Wednesday, April 13, 2005

Marquis de Sade

“No habit is more easily acquired than mard (excrement)-savoring; eat one, delicious, eat another, no two taste exactly alike, but all are subtle and the effect is somewhat that of an olive.”
--M d S

de Sade's descriptions of eating excrement may be the most repulsive images in all of literature. To the human mind, there is something so incredibly reprehensible, foul, repugnant, objectionable, nauseating, gruesome--whatever word you prefer--about eating shit. I can count on two or three fingers the number of times I recall the act of excrement appearing in literature (there is of course the famous Ulysses scene), but to celebrate in a literary work the willing ingestion of excrement is pretty twisted. And fascinating.

From Court TV's "Crime Library: Criminal Minds and Methods":

"Eating feces represents the figurative extreme, the furthest end of the spectrum of human behavior from that end which represents the height of ecstasy and self-fulfillment."

And Sir Thomas Moore, author of the original Utopia, once declared, “Love has its excremental component, and this, along with the more wholesome diet, has to be consumed.”

Shit, like love, is pleasurable. The physical pleasure induced by taking a dump can border on orgasmic, certainly, and there is something commendable about having the stomach to take the load down the throat and savor the tangy zest. But love, like shit, can also be painful. This type of behavior, both eating shit and expressing and experiencing the painful aspects of love, represents the "dark self," the grungy underworld Herman Hesse dissects in Demian which is the opposite of comfort, enlightenment and security, but which inevitably must be confronted and embraced to reach complete artistic freedom.
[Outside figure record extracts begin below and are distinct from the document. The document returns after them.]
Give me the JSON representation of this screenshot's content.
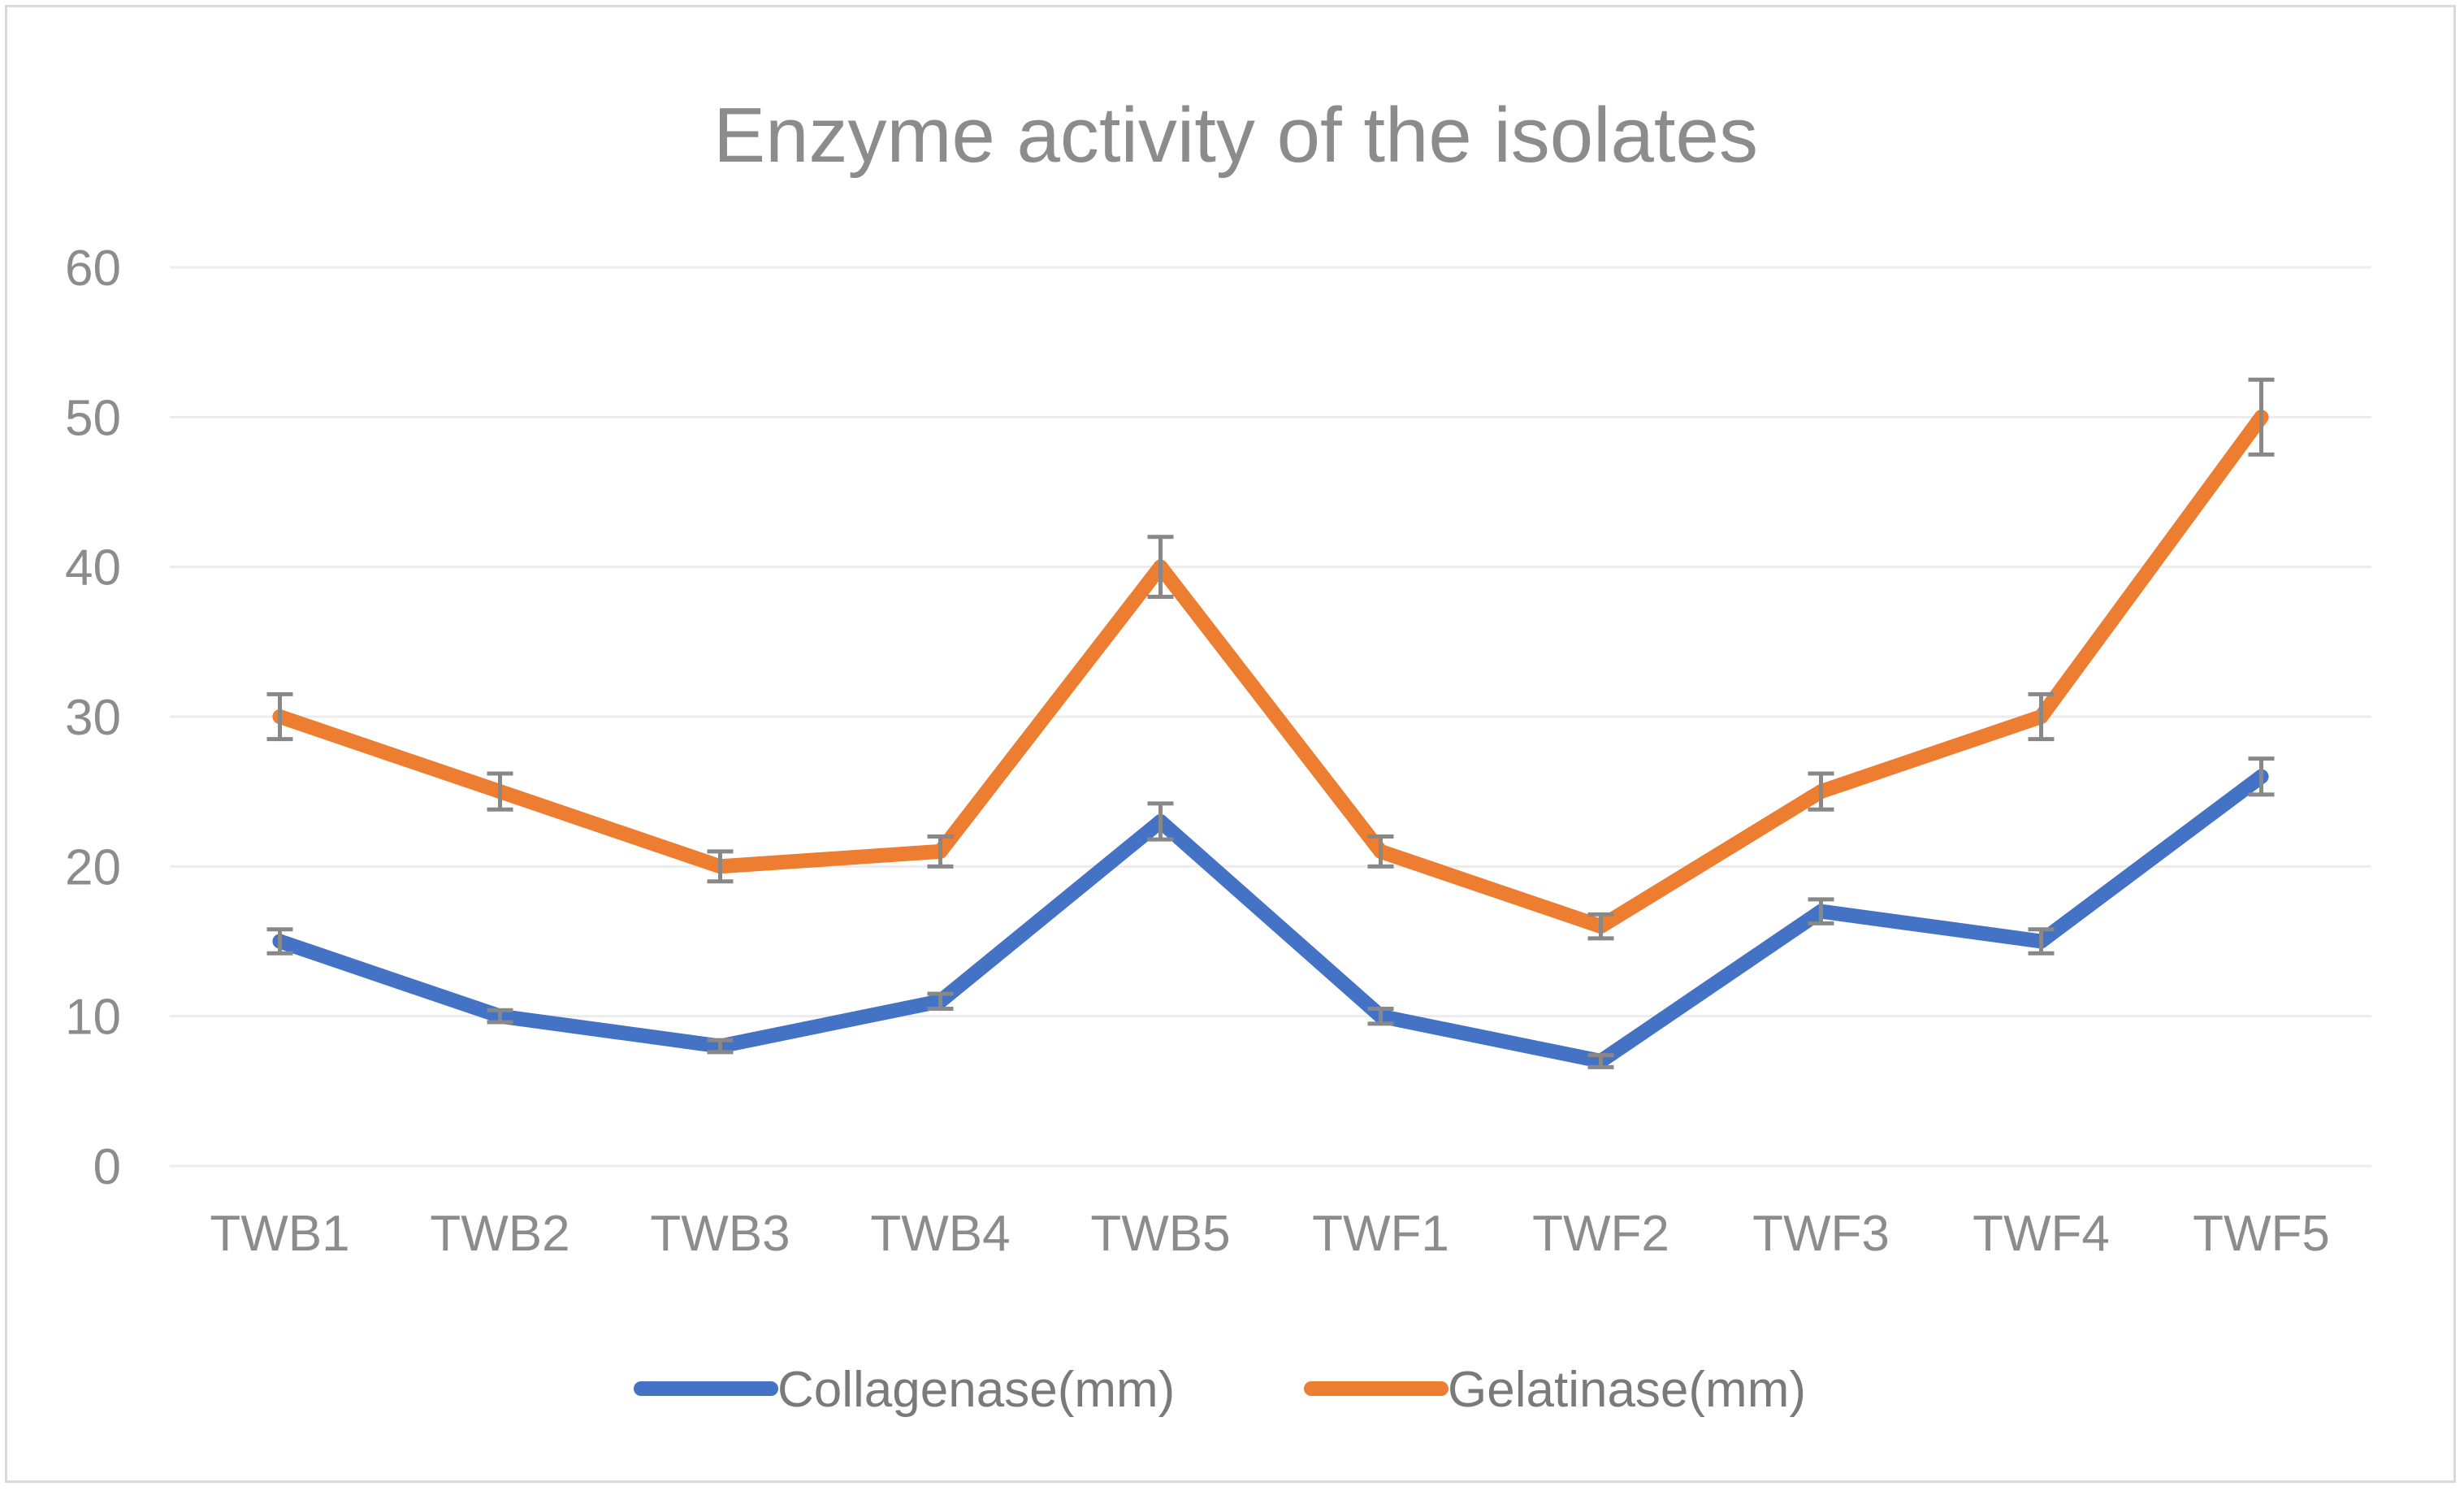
{
  "chart_data": {
    "type": "line",
    "title": "Enzyme activity of the isolates",
    "xlabel": "",
    "ylabel": "",
    "categories": [
      "TWB1",
      "TWB2",
      "TWB3",
      "TWB4",
      "TWB5",
      "TWF1",
      "TWF2",
      "TWF3",
      "TWF4",
      "TWF5"
    ],
    "ylim": [
      0,
      60
    ],
    "yticks": [
      0,
      10,
      20,
      30,
      40,
      50,
      60
    ],
    "grid": true,
    "legend": "bottom",
    "series": [
      {
        "name": "Collagenase(mm)",
        "color": "#4472c4",
        "values": [
          15,
          10,
          8,
          11,
          23,
          10,
          7,
          17,
          15,
          26
        ],
        "errors": [
          0.8,
          0.4,
          0.4,
          0.5,
          1.2,
          0.5,
          0.4,
          0.8,
          0.8,
          1.2
        ]
      },
      {
        "name": "Gelatinase(mm)",
        "color": "#ed7d31",
        "values": [
          30,
          25,
          20,
          21,
          40,
          21,
          16,
          25,
          30,
          50
        ],
        "errors": [
          1.5,
          1.2,
          1.0,
          1.0,
          2.0,
          1.0,
          0.8,
          1.2,
          1.5,
          2.5
        ]
      }
    ]
  }
}
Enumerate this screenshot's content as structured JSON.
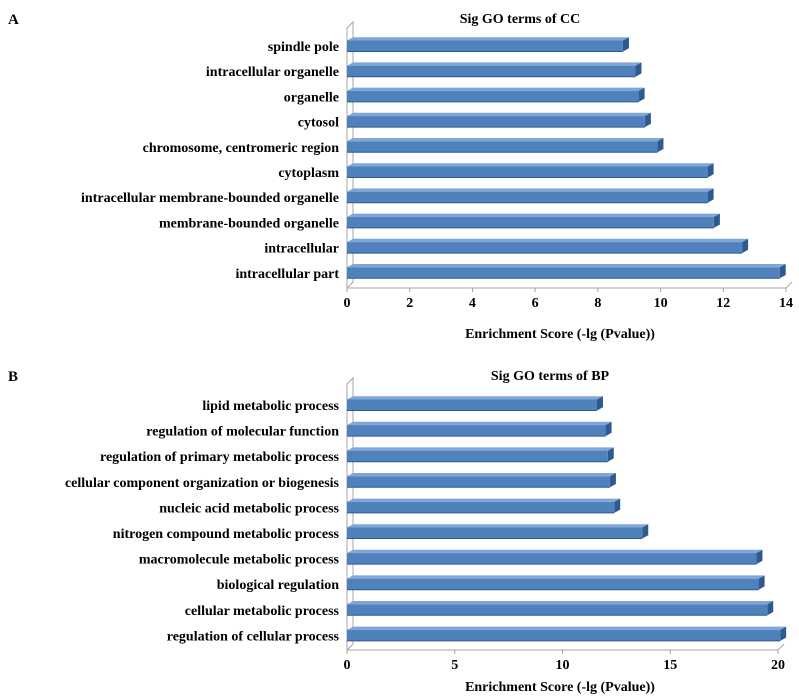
{
  "colors": {
    "bar_front": "#4F81BD",
    "bar_top": "#7FA6D6",
    "bar_side": "#2F5A8F",
    "axis": "#A6A6A6"
  },
  "chart_data": [
    {
      "type": "bar",
      "orientation": "horizontal",
      "panel": "A",
      "title": "Sig GO terms of CC",
      "xlabel": "Enrichment Score (-lg (Pvalue))",
      "ylabel": "",
      "xlim": [
        0,
        14
      ],
      "xticks": [
        0,
        2,
        4,
        6,
        8,
        10,
        12,
        14
      ],
      "grid": false,
      "legend": "none",
      "categories": [
        "spindle pole",
        "intracellular organelle",
        "organelle",
        "cytosol",
        "chromosome, centromeric region",
        "cytoplasm",
        "intracellular membrane-bounded organelle",
        "membrane-bounded organelle",
        "intracellular",
        "intracellular part"
      ],
      "values": [
        8.8,
        9.2,
        9.3,
        9.5,
        9.9,
        11.5,
        11.5,
        11.7,
        12.6,
        13.8
      ]
    },
    {
      "type": "bar",
      "orientation": "horizontal",
      "panel": "B",
      "title": "Sig GO terms of BP",
      "xlabel": "Enrichment Score (-lg (Pvalue))",
      "ylabel": "",
      "xlim": [
        0,
        20
      ],
      "xticks": [
        0,
        5,
        10,
        15,
        20
      ],
      "grid": false,
      "legend": "none",
      "categories": [
        "lipid metabolic process",
        "regulation of molecular function",
        "regulation of primary metabolic process",
        "cellular component organization or biogenesis",
        "nucleic acid metabolic process",
        "nitrogen compound metabolic process",
        "macromolecule metabolic process",
        "biological regulation",
        "cellular metabolic process",
        "regulation of cellular process"
      ],
      "values": [
        11.6,
        12.0,
        12.1,
        12.2,
        12.4,
        13.7,
        19.0,
        19.1,
        19.5,
        20.1
      ]
    }
  ]
}
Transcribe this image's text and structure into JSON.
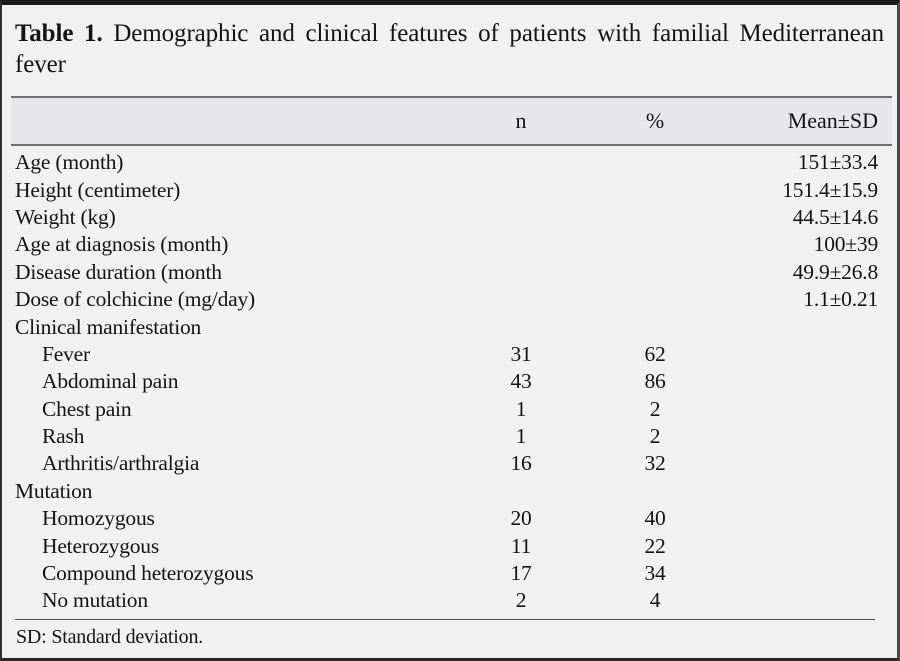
{
  "table": {
    "title_label": "Table 1.",
    "title_text": "Demographic and clinical features of patients with familial Mediterranean fever",
    "columns": {
      "label": "",
      "n": "n",
      "percent": "%",
      "mean_sd": "Mean±SD"
    },
    "rows": [
      {
        "label": "Age (month)",
        "n": "",
        "percent": "",
        "mean_sd": "151±33.4",
        "indent": false
      },
      {
        "label": "Height (centimeter)",
        "n": "",
        "percent": "",
        "mean_sd": "151.4±15.9",
        "indent": false
      },
      {
        "label": "Weight (kg)",
        "n": "",
        "percent": "",
        "mean_sd": "44.5±14.6",
        "indent": false
      },
      {
        "label": "Age at diagnosis (month)",
        "n": "",
        "percent": "",
        "mean_sd": "100±39",
        "indent": false
      },
      {
        "label": "Disease duration (month",
        "n": "",
        "percent": "",
        "mean_sd": "49.9±26.8",
        "indent": false
      },
      {
        "label": "Dose of colchicine (mg/day)",
        "n": "",
        "percent": "",
        "mean_sd": "1.1±0.21",
        "indent": false
      },
      {
        "label": "Clinical manifestation",
        "n": "",
        "percent": "",
        "mean_sd": "",
        "indent": false
      },
      {
        "label": "Fever",
        "n": "31",
        "percent": "62",
        "mean_sd": "",
        "indent": true
      },
      {
        "label": "Abdominal pain",
        "n": "43",
        "percent": "86",
        "mean_sd": "",
        "indent": true
      },
      {
        "label": "Chest pain",
        "n": "1",
        "percent": "2",
        "mean_sd": "",
        "indent": true
      },
      {
        "label": "Rash",
        "n": "1",
        "percent": "2",
        "mean_sd": "",
        "indent": true
      },
      {
        "label": "Arthritis/arthralgia",
        "n": "16",
        "percent": "32",
        "mean_sd": "",
        "indent": true
      },
      {
        "label": "Mutation",
        "n": "",
        "percent": "",
        "mean_sd": "",
        "indent": false
      },
      {
        "label": "Homozygous",
        "n": "20",
        "percent": "40",
        "mean_sd": "",
        "indent": true
      },
      {
        "label": "Heterozygous",
        "n": "11",
        "percent": "22",
        "mean_sd": "",
        "indent": true
      },
      {
        "label": "Compound heterozygous",
        "n": "17",
        "percent": "34",
        "mean_sd": "",
        "indent": true
      },
      {
        "label": "No mutation",
        "n": "2",
        "percent": "4",
        "mean_sd": "",
        "indent": true
      }
    ],
    "footnote": "SD: Standard deviation."
  },
  "colors": {
    "background": "#f2f1f1",
    "header_band": "#e7e6e8",
    "rule_dark": "#6e6e6e",
    "outer_border": "#1c1c1c",
    "text": "#141414"
  }
}
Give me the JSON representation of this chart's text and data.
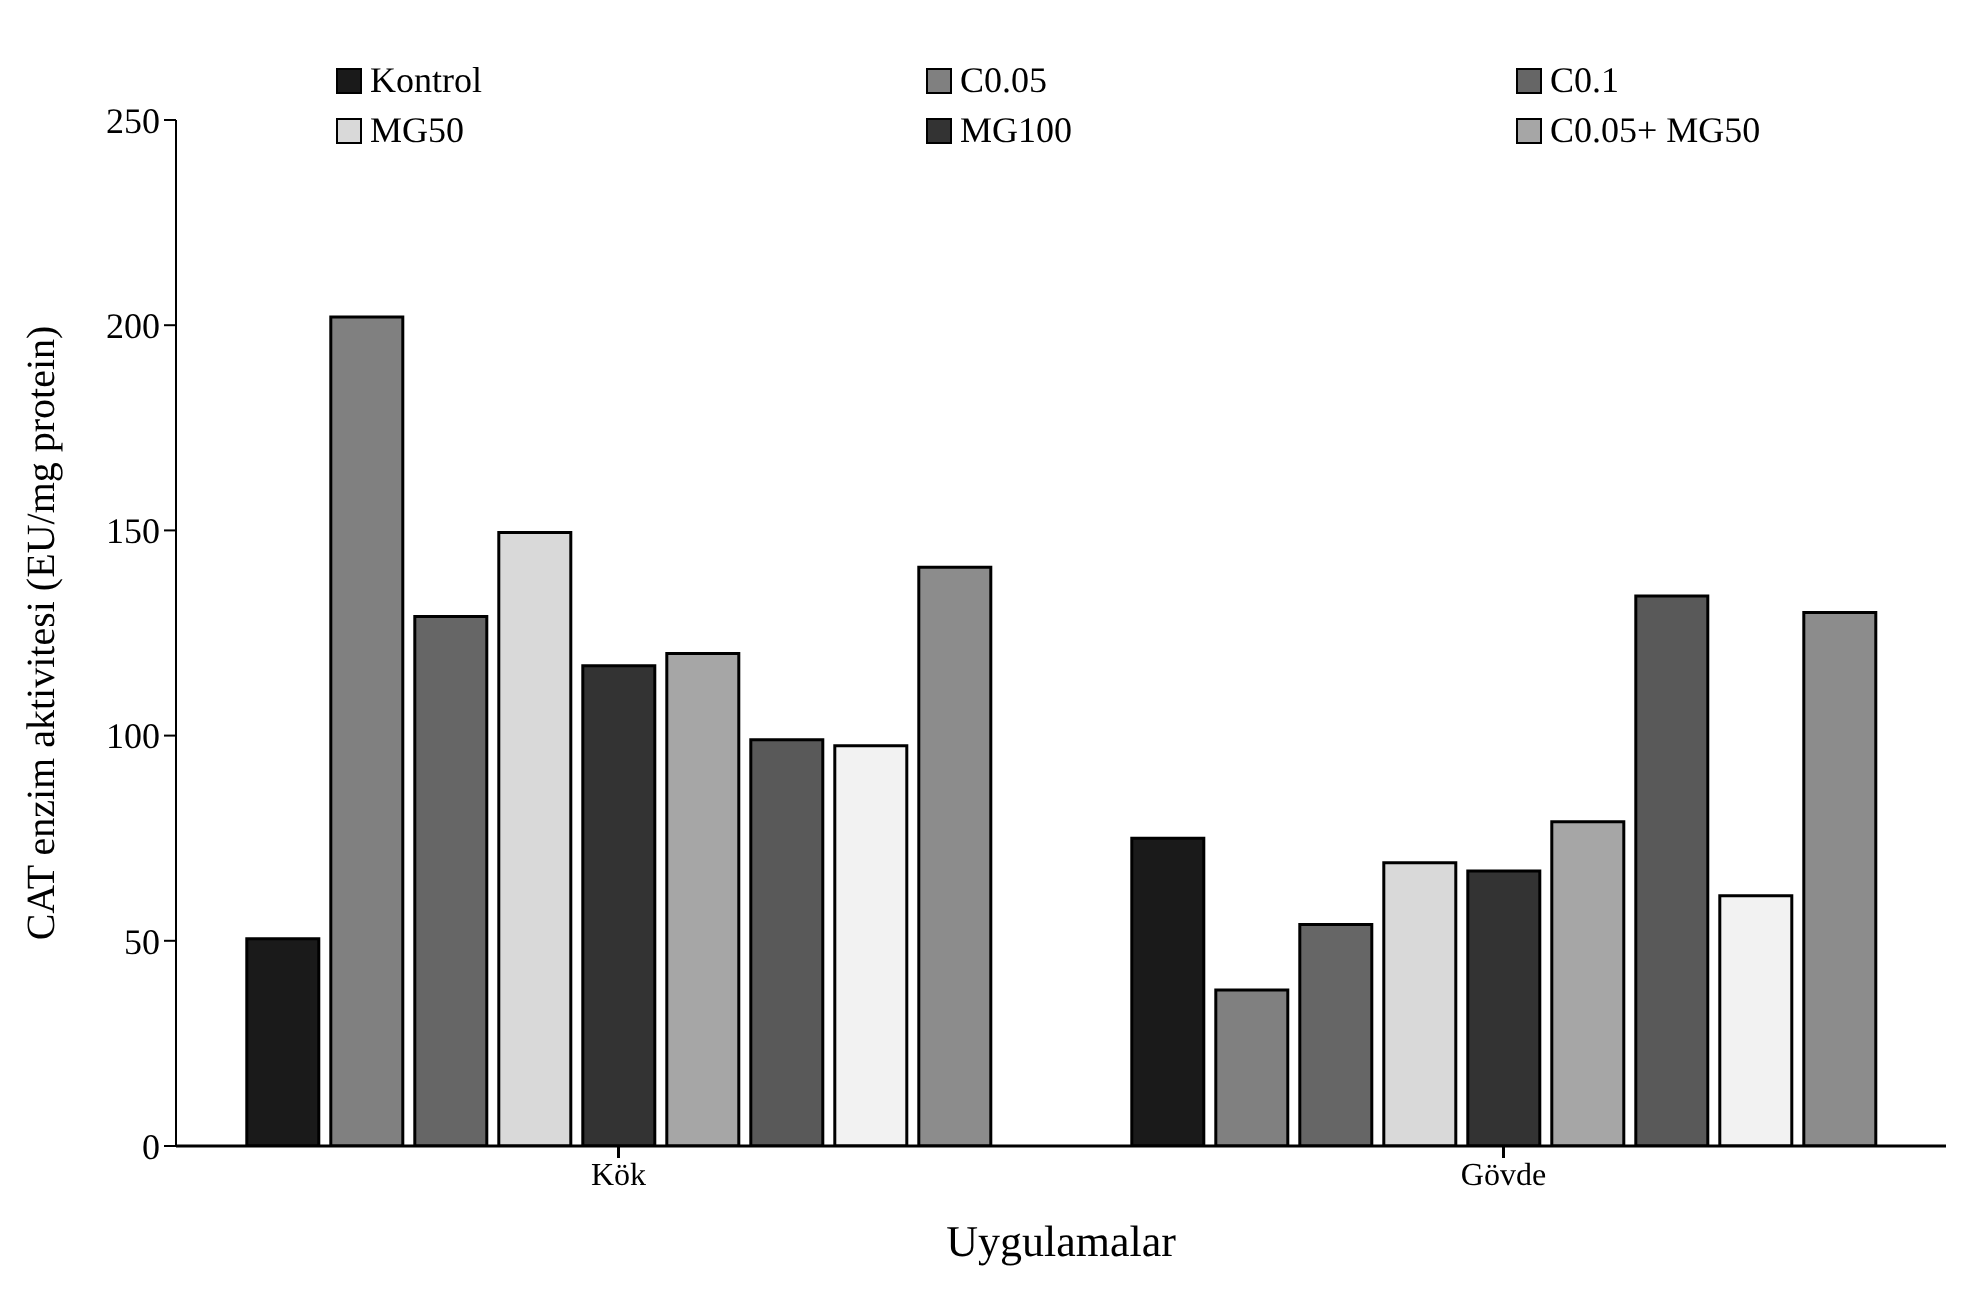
{
  "chart_data": {
    "type": "bar",
    "xlabel": "Uygulamalar",
    "ylabel": "CAT enzim aktivitesi (EU/mg protein)",
    "categories": [
      "Kök",
      "Gövde"
    ],
    "series": [
      {
        "name": "Kontrol",
        "color": "#1a1a1a",
        "values": [
          50.5,
          75
        ]
      },
      {
        "name": "C0.05",
        "color": "#808080",
        "values": [
          202,
          38
        ]
      },
      {
        "name": "C0.1",
        "color": "#666666",
        "values": [
          129,
          54
        ]
      },
      {
        "name": "MG50",
        "color": "#d9d9d9",
        "values": [
          149.5,
          69
        ]
      },
      {
        "name": "MG100",
        "color": "#333333",
        "values": [
          117,
          67
        ]
      },
      {
        "name": "C0.05+ MG50",
        "color": "#a6a6a6",
        "values": [
          120,
          79
        ]
      },
      {
        "color": "#595959",
        "values": [
          99,
          134
        ]
      },
      {
        "color": "#f2f2f2",
        "values": [
          97.5,
          61
        ]
      },
      {
        "color": "#8c8c8c",
        "values": [
          141,
          130
        ]
      }
    ],
    "ylim": [
      0,
      250
    ],
    "yticks": [
      0,
      50,
      100,
      150,
      200,
      250
    ],
    "legend": "top"
  }
}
My interest in the Marquis de Sade was sparked by a series of 3 or 4 dreams I had two nights ago. In my dreams, I was studying the work of a de Sade-type character (it wasn't actually de Sade himself) whose writings were destroyed by the church after he was burned alive for crimes inherent in his lifestyle and writings. What remained of my de Sade figure's body of work was both beautiful and repulsive, like the complete artistic human being.

Interesting that my dream positioned the church as the destroyers of the de Sade figure's writings. According to de Sade's biographies, as a child he was exposed to outrageous orgies, scarring sexual abuse and fetish behavior by nuns and priests of France's high society in the Jesuit seminary where he was studying to be a man of God.

Again, from the Court TV crime library, "the men and women of the cloth availed themselves to the pleasures of the flesh to no less extent, and probably more so, than the lay worshippers to whom they were responsible for providing moral guidance. It was not unheard of for orgies to be held within the walls of convents and abbeys, wherein priest, nuns, prostitutes and nobles commingled to partake of the most scandalous and debauched activities."

This disillusioning hypocrisy, combined with de Sade's horrifying experiences, at the age of 15, as a soldier during the Seven Years War, created the beautiful monster who praised eating shit, and perhaps more than any other figure in history personified the Blake ideology that "the path of excess leads to the palace of wisdom."